The result of these studies is a propagandist’s (or advertiser’s) dream: Sentences heard before are more likely to be accepted as true, so that in essence familiarity increases credibility (Begg, Anas, & Farinacci, 1992). To make matters worse, the effect emerges even when participants are warned not to believe the sentences in the first list. That is, sentences plainly identified as false when they’re first heard still create the illu-sion of truth, so that these sentences are subsequently judged to be more credible than sentences never heard before.

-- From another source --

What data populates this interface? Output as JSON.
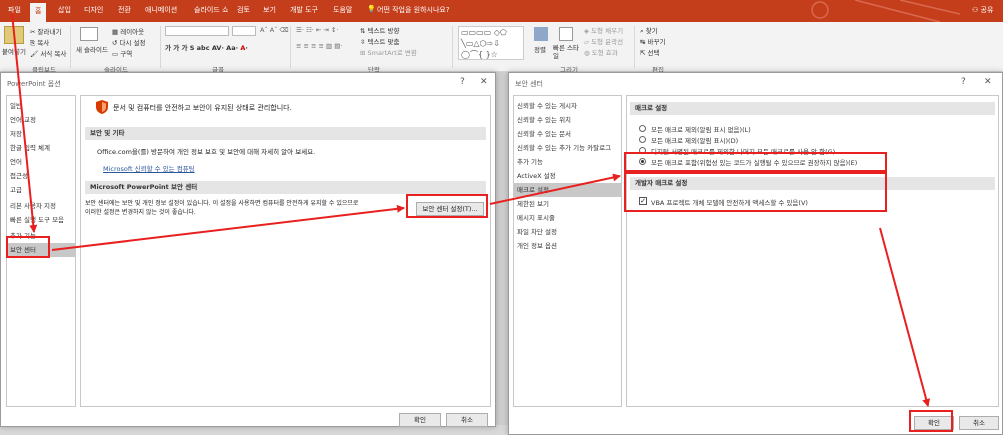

How could this be? Bear in mind that the participants in these procedures are shown a lot of sentences and that there’s a delay between the first task (judging how interest-ing the sentences are) and the second (judging credibility). These steps make it difficult for participants to keep track of the sentences they hear; in other words, these steps work against explicit memory. As a result, participants have a hard time recalling which of the sentences in the truth test they encountered on the first list; so it doesn’t help them to know that the sentences on that first list were all false. Thus, with no conscious memory of the earlier encounter, participants have no way to protect themselves from the illusion.

OTHER FORMS  OF  IMPLICIT MEMORY

We’ve now mentioned two forms of implicit memory—priming effects and procedural memory—but there are other forms as well. One plausible addition to this list is perceptual learning—the learning that you need to do whenever you “recalibrate” yourperceptual systems. As an example, think of what happens when someone gets new eyeglasses, perhaps with a stronger prescription than they’ve had before. Across the next few days, he needs to “adjust” to the glasses—changing (among other things) how he interprets the degree of tension in his eye muscles as a cue to distance. This is surely a form of learning—and so places new information, or perhaps new skills, in memory. But it’s learning that happens completely outside of awareness—and so involves implicit memory, not explicit.

A different example involves cases including the learn-ing called classical conditioning. This learning, too, creates new knowledge—knowledge about what follows what in the world—but can be done without conscious awareness. Indeed, classical conditioning can take place even if an organism is fully anesthetized during the learning (e.g., Cahoon, 2008).

 

These and other examples demonstrate the enormous breadth of implicit memory. We rely on explicit memory in many circumstances, and we’re guided to an enormous extent by our conscious recollection of the past. But the reach of implicit memory may be even larger—so that in many situations, we’re shaped in ways we do not notice by past experiences that we cannot recall.